Schreiben im Google-Dokument: Wie eine ehemalige HBK-Studentin mit einem Schweizer einen Thriller schrieb

Kristina Schippling, Absolventin der HBK Braunschweig und Mitarbeiterin des Braunschweiger Filmfestivals, nutzte die Leipziger Buchmesse als Bühne für die Präsentation ihres ersten gemeinsamen Buchprojekts mit dem Schriftsteller Matthias A. K. Zimmermann. Bei ihrem Gemeinschaftswerk handelt es sich um einen Psychothriller. Darin zeichnen sie das Bild eines toxischen Berliner Künstlerdaseins, geprägt von Drogentrips und künstlerischem Wahn.
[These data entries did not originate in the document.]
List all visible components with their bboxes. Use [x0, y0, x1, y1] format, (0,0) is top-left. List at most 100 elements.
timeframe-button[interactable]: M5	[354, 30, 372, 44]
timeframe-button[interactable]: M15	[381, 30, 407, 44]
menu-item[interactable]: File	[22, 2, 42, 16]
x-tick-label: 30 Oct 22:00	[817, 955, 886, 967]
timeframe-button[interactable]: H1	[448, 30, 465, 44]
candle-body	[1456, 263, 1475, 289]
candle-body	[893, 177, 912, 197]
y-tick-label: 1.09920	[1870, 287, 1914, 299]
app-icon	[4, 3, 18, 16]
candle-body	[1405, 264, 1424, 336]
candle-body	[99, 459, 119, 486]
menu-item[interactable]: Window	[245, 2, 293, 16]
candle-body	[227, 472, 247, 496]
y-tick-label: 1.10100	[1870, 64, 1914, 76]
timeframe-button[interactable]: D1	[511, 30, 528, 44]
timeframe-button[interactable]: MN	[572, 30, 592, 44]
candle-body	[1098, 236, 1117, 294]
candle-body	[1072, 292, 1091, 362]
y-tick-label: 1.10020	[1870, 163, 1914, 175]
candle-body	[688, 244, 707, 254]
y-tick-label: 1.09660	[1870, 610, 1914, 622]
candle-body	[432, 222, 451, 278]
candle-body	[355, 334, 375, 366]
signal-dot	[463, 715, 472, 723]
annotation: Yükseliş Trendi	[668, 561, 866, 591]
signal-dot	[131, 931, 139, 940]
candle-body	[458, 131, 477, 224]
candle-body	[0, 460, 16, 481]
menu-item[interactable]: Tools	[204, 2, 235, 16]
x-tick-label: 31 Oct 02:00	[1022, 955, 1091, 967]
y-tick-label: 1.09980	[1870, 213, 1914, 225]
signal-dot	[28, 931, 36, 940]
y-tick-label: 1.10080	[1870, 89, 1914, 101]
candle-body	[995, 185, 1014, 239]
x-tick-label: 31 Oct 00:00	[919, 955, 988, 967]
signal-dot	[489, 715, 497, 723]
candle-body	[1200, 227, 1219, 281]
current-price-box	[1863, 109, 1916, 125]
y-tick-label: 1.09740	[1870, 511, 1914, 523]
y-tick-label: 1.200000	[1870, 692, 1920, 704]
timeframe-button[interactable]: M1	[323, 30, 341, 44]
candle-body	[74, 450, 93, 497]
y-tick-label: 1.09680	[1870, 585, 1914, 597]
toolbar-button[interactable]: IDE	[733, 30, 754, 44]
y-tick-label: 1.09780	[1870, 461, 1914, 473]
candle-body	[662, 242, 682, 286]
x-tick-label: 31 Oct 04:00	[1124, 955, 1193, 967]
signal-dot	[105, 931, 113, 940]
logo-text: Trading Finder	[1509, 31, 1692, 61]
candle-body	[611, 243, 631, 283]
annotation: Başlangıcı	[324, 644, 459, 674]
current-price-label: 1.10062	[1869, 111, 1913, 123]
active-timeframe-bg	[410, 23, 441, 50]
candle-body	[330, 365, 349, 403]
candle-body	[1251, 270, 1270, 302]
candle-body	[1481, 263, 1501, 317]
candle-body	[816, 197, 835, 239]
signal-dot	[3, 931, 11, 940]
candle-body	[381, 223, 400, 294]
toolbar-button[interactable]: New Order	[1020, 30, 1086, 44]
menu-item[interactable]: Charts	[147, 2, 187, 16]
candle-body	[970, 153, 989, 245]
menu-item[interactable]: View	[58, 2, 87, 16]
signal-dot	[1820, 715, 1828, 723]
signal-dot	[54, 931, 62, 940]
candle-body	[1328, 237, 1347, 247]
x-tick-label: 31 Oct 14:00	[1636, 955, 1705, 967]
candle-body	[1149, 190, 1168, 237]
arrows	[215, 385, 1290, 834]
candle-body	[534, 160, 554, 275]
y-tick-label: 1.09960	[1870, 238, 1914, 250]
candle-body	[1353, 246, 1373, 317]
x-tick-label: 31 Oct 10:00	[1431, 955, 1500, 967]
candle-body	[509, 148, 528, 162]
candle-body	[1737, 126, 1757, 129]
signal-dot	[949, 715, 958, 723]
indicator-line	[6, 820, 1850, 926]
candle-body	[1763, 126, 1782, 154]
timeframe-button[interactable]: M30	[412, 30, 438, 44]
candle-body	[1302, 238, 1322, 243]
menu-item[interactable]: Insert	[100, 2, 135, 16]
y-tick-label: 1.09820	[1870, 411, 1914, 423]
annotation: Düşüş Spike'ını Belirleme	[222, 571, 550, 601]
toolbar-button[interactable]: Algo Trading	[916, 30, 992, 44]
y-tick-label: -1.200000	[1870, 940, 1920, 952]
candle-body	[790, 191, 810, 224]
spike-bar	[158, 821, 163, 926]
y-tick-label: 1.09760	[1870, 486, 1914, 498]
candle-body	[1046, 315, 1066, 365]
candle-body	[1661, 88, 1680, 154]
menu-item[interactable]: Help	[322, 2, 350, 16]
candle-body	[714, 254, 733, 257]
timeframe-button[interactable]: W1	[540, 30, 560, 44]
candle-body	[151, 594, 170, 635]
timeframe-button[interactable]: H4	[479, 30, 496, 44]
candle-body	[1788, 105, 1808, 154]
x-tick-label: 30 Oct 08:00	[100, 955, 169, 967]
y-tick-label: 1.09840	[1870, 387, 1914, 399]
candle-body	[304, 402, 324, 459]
Mittendrin ist die Malerin Kara, die versehentlich ihren Ex-Freund tötet.

Kristina Schlippling und Matthias A. K. Zimmermann mit ihrem gemeinsamen Kunst-Thriller „Intoxikation“.
Kristina Schlippling und Matthias A. K. Zimmermann mit ihrem gemeinsamen Kunst-Thriller „Intoxikation“. © FMN | Eve Bernhardt

Zimmermann betont: „Es wird immer schwieriger, sich auf dem Buchmarkt durchzusetzen. Deshalb ist es umso wertvoller, wenn man hier sein kann.“ Für Schippling und ihn ist die Messe aber vor allem auch deshalb von Bedeutung, weil sie sich hier gemeinsam als Autoren-Duo präsentieren können – eine Gelegenheit, die ansonsten mit erheblichem Aufwand verbunden wäre: Schippling wohnt inzwischen in Berlin, Zimmermann kommt aus der Schweiz.

Ihre Zusammenarbeit fand über ein Google-Dokument statt, was „eigentlich ganz gut funktioniert hat“, findet Schippling, zumal sie bereits vertraut waren mit den Schreibstilen des jeweils anderen. Für die gemeinsame Veröffentlichung sei es aber dennoch wichtig, auch zusammen aufzutreten. Das taten sie zum Beispiel auf der Leseinsel junger Verlage, und das sozusagen zur Prime-Time – am Messesamstag, dem traditionell besucherstärksten Tag auf der Buchmesse.